L'argent est devenu l'objet de mon traumatisme. Une des choses que j'ai apprises en thérapie, c'est que nous essayons constamment de recréer les circonstances dans lesquelles nous sommes le plus à l'aise, même si ces circonstances sont anxiogènes. C'est la raison pour laquelle je suis constamment en train de tout dépenser jusqu'à ce que j'arrive à zéro. Être fauché et incertain au sujet de mon avenir est épuisant et déprimant, mais c'est ce que je recherche.

Je ne veux pas dire que la solution est de travailler plus dur et d'économiser de l'argent. L'argent, cependant, ne se résume pas qu'à des chiffres sur votre compte. Ce sont vos rêves, vos libertés, et, finalement, vous. J'ai compris que l'argent a toujours été le véhicule de mon autodestruction parce que je me considère moi-même comme sans valeur – j'éprouve le besoin que mes comptes reflètent cela.

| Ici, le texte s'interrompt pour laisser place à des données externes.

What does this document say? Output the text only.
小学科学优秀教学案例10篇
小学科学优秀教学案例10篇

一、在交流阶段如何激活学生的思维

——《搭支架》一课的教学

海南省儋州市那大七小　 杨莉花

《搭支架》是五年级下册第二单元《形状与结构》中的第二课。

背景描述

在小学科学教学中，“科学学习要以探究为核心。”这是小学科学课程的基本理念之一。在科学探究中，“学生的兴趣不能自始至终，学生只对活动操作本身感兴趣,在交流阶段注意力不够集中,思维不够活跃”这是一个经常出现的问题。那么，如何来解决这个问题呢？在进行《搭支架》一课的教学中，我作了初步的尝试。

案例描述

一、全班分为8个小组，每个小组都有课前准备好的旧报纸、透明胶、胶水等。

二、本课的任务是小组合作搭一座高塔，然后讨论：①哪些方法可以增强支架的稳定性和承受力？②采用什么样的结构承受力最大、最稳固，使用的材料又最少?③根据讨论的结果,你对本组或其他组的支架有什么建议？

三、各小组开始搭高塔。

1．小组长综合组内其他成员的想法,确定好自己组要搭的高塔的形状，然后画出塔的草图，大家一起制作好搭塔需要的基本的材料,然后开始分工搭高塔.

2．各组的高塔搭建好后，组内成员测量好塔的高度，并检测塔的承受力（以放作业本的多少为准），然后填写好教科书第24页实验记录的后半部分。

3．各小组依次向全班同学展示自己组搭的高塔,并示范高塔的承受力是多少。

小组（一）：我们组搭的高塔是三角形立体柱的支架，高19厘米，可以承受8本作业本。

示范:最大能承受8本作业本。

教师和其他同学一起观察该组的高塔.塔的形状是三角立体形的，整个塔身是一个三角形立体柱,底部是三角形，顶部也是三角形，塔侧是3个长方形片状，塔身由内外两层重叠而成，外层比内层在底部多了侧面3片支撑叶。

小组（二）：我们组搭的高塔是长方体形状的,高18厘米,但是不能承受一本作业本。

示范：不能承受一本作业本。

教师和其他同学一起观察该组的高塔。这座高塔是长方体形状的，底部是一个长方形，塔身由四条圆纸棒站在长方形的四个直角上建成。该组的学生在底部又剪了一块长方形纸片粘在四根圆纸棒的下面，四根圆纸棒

Je veux commencer à gérer mon argent comme si c'était une chose réelle, un truc que je contrôle. Cela implique de ne pas me contenter de jobs merdiques, d'oser demander plus d'argent quand il est mérité, d'accorder de l'importance à mon avenir et d'économiser. Première étape : déterminer où économiser de l'argent. Sous mon matelas, comme un fermier rebelle pendant la Grande Dépression ? Je sais ce que vous allez me dire : un plan d'épargne. Ouais, ça sonne bien, ça fait middle class. Je vais devenir le fier propriétaire d'un compte épargne élégant et sexy et le monde m'appartiendra.